C'est à une des rétrospectives les plus singulières et sans doute les plus complexes que le vénérable Museum of Modern Art de New York s'est attaqué: comment faire entrer la musique, en l'occurrence la pop-électro de Björk, au musée?
Car le MoMa, temple du Pop Art si l'en est, ambitionne non seulement d'illustrer la carrière largement expérimentale de l'Islandaise, mais aussi d'offrir un précédent à d'autres musées en multipliant les supports, tout en prenant le visiteur par la main.
La rétrospective Björk, qui s'ouvre dimanche et dure jusqu'au 7 juin, propose une déambulation onirique sur deux étages à travers les huit albums solos de l'ancienne chanteuse des déjantés Sugarcubes.
Chaque visiteur a droit à un casque audio qui débite un récit biographique (imaginaire) de Björk censé mettre sa musique en exergue.

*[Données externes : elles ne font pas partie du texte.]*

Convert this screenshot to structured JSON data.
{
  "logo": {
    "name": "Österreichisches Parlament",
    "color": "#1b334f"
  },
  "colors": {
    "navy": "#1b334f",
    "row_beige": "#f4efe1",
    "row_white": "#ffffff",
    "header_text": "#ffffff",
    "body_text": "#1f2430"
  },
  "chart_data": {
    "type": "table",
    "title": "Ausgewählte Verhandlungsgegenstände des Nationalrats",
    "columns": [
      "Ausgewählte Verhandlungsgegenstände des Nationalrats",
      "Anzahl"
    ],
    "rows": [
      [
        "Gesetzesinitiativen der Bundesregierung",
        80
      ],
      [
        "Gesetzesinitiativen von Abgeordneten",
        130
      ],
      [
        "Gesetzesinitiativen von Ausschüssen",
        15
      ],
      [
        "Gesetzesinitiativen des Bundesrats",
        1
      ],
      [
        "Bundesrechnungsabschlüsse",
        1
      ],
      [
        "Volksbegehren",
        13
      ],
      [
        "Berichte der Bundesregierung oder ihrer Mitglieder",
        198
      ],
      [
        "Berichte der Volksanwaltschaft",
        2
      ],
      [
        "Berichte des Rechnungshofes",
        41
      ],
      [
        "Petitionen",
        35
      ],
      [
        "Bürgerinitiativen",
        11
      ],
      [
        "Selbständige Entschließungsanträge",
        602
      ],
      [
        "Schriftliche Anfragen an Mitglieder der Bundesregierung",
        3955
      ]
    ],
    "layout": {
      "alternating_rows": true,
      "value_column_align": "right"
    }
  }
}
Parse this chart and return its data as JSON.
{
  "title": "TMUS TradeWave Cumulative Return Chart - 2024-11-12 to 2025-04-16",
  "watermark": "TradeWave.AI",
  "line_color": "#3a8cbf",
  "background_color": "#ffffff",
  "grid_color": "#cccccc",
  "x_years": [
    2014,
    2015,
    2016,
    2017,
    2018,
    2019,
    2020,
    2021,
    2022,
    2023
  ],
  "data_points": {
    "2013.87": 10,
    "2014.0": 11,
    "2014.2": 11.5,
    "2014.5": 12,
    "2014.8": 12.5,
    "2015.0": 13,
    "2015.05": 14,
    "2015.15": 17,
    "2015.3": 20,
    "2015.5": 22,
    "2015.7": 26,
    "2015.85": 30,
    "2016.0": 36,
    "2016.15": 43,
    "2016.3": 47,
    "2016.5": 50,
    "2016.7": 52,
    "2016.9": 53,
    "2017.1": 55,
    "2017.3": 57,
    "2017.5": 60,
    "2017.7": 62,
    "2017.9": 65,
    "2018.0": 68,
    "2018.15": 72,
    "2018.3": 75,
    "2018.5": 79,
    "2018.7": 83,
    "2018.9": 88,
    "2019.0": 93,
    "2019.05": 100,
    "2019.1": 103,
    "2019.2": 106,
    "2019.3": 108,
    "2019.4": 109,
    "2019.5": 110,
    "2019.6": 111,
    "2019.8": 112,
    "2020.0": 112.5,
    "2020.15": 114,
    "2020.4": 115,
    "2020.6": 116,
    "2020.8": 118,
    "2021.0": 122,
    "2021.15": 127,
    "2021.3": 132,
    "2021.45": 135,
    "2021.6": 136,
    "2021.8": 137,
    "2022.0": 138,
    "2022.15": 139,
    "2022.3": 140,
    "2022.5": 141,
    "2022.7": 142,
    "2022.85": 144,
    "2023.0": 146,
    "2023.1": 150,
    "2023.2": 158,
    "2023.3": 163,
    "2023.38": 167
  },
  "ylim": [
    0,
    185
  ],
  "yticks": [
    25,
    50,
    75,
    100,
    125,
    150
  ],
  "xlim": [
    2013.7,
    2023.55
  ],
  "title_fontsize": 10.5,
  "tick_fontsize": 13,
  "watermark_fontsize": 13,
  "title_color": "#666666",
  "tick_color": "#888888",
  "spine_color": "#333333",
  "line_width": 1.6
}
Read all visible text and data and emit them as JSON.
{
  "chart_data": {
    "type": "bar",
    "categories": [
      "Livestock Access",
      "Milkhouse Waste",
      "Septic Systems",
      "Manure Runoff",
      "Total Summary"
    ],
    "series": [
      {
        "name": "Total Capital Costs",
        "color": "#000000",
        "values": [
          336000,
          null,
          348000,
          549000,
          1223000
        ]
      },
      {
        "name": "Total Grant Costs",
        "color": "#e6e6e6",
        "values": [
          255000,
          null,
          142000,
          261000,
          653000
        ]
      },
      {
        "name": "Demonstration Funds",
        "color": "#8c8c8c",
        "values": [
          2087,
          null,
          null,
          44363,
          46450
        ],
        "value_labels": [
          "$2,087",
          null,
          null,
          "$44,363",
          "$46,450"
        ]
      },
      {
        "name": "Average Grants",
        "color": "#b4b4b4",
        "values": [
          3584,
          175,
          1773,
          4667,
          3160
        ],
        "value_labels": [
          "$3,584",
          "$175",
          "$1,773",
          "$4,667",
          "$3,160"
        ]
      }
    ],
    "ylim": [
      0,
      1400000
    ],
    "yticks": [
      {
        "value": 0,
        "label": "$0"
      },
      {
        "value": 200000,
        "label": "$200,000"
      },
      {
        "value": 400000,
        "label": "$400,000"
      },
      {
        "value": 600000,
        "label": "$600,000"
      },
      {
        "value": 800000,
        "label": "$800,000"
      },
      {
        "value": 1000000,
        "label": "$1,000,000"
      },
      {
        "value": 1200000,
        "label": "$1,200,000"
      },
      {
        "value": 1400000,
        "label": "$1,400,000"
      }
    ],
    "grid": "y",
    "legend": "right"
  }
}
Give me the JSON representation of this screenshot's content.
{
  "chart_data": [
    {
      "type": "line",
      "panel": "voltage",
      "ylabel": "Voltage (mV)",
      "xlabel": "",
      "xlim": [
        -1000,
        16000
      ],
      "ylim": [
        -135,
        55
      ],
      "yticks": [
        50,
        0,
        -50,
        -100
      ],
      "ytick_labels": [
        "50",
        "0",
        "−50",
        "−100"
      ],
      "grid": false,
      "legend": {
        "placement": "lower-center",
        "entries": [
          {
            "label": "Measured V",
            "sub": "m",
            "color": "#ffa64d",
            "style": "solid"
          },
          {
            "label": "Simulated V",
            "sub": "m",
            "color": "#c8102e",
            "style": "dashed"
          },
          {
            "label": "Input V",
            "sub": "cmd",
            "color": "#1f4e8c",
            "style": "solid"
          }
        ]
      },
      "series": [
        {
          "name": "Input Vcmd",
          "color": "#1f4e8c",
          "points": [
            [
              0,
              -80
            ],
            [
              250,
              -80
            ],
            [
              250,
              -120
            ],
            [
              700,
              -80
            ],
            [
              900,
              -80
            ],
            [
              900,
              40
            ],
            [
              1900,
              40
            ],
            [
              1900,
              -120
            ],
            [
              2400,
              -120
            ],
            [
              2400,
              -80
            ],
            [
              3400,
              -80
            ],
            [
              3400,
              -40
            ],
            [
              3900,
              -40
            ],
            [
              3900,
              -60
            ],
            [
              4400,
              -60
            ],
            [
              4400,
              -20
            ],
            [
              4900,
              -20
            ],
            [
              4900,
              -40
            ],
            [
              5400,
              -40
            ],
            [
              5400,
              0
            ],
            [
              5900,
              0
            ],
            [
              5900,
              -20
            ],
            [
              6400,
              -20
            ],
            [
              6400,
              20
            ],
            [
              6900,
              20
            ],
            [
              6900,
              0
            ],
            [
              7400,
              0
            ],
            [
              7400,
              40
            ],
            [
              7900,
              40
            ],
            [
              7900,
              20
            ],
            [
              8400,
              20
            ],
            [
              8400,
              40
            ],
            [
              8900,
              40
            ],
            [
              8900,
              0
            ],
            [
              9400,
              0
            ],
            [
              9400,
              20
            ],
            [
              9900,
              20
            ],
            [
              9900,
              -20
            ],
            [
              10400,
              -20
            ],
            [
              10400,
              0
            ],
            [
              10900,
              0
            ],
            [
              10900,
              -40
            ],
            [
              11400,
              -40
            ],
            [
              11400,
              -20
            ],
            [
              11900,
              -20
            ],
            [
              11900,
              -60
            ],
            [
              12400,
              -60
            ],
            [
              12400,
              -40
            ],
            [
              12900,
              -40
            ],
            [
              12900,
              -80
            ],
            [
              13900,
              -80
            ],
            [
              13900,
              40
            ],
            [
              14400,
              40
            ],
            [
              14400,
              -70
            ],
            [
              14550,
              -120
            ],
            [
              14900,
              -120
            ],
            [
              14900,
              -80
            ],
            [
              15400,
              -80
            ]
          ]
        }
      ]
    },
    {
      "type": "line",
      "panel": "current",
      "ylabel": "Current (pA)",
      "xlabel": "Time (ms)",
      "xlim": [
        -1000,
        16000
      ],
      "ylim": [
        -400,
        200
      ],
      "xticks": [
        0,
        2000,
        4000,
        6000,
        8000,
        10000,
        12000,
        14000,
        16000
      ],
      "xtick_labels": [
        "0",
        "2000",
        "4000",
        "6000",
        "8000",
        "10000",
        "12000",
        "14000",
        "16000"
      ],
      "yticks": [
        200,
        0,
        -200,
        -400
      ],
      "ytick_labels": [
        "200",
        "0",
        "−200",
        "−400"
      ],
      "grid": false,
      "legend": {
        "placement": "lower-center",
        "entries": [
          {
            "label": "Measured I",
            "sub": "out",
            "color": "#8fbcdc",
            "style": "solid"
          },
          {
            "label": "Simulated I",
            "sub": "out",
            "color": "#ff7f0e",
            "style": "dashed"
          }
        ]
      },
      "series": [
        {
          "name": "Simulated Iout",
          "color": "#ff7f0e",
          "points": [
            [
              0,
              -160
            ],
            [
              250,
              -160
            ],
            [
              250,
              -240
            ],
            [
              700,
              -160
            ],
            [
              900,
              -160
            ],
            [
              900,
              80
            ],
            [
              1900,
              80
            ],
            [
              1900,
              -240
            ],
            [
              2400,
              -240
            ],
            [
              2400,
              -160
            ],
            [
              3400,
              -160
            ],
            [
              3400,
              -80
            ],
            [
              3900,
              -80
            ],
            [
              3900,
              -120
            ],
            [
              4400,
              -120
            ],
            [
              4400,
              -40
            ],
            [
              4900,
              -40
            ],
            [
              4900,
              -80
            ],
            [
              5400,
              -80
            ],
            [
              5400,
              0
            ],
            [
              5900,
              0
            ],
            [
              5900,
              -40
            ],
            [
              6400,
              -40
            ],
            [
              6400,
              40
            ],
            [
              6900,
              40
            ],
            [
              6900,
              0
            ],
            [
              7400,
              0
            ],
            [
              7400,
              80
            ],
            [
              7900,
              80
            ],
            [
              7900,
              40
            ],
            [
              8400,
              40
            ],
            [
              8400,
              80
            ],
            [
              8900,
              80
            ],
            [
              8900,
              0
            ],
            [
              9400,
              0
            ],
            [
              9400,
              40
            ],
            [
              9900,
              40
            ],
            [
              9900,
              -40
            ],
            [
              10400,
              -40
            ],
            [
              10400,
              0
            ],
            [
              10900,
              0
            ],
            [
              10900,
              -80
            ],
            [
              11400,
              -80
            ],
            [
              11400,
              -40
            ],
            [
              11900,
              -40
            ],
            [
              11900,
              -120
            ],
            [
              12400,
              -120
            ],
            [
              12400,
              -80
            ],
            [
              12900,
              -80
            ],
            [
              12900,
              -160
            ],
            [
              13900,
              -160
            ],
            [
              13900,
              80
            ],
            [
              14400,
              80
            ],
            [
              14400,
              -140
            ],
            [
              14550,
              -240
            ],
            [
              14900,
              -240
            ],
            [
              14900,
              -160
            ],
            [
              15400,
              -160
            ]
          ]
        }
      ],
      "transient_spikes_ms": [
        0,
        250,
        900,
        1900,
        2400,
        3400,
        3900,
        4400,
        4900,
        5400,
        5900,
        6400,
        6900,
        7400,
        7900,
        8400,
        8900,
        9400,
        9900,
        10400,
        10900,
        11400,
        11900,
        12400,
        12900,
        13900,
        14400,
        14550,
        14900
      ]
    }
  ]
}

Le narrateur, Antony, le chanteur au timbre chaud d'Antony and the Johnsons, incite à la réflexion à chaque tableau qui compose cette fresque écrite par le poète islandais Sjon. Au coeur de l'intrigue: une fillette née dans les sables noirs qui se lance dans la défense des plus faibles.
Les carnets sur lesquels Björk a couché ses pensées sont aussi de la partie. "Je ne me reconnais pas/ C'est très intéressant", note-t-elle sur une page -- des paroles ensuite reprises dans la chanson "Headphones".
Plus prosaïquement, l'exposition propose les tenues les plus extravagantes de Björk, comme la "robe-cygne" blanche qu'elle avait portée pour la remise des Oscars en 2001, ou des "instruments" utilisés par l'artiste, à l'instar de cette bobine Tesla, un transformateur électrique qui a fait son apparition dans l'album "Biophilia" en 2011.
- 'Casser les règles' -
"Björk nous a demandé de repousser les limites de la technologie et du son, mais surtout de ce que nous pouvions faire dans le cadre d'une exposition", a expliqué à la presse Glenn Lowry, directeur du MoMa, quelques jours avant le vernissage.
"Je pense que la seule règle à respecter était de casser les règles", a-t-il ajouté, qualifiant l'exposition de "compliquée, exaltante". "C'est l'un des projets les plus intéressants sur lesquels j'ai eu la chance de travailler."
S'il est difficile de priver Björk du titre d'artiste novatrice, les tenants d'une certaine orthodoxie en matière d'art visuel ne manqueront pas de s'interroger sur le bien-fondé de cette exposition qui accorde tant d'espace du prestigieux MoMa à une musicienne de 49 ans.
D'autant que la rétrospective tourne parfois à l'hagiographie. Les photos, et même des mannequins à l'effigie de la star sont omniprésents.
Lors de la présentation à la presse mardi, Björk, qui a travaillé plusieurs années sur l'exposition, est apparue furtivement et s'est contentée de remercier le MoMa, avant la projection du clip de sa chanson "Black Lake".
Le titre est tiré de "Vulnicura", le dernier album de la chanteuse, celui de sa rupture avec son compagnon Matthew Barney, un artiste contemporain dont plusieurs oeuvres font partie de la collection du MoMa.
Mais pour prouver que son travail n'est pas figé, Björk va accompagner l'ouverture de l'exposition qui lui est consacrée de plusieurs concerts intimistes à et autour de New York avec une première date prévue samedi au célèbre Carnegie Hall.
Klaus Biesenbach, l'un des responsables du MoMa, raconte que Björk lui a demandé pour préparer l'exposition de la considérer comme une "musicienne, une chanteuse et une compositrice". "Est-ce que le MoMa peut créer une exposition dans laquelle la musique constitue une véritable expérience, comme la peinture en est une?"
Et M. Biesenbach d'espérer que cette rétrospective ne reste pas un événement éphémère, mais bel et bien un "instrument" qui pourra, à plus long terme, servir de modèle à de futures expositions.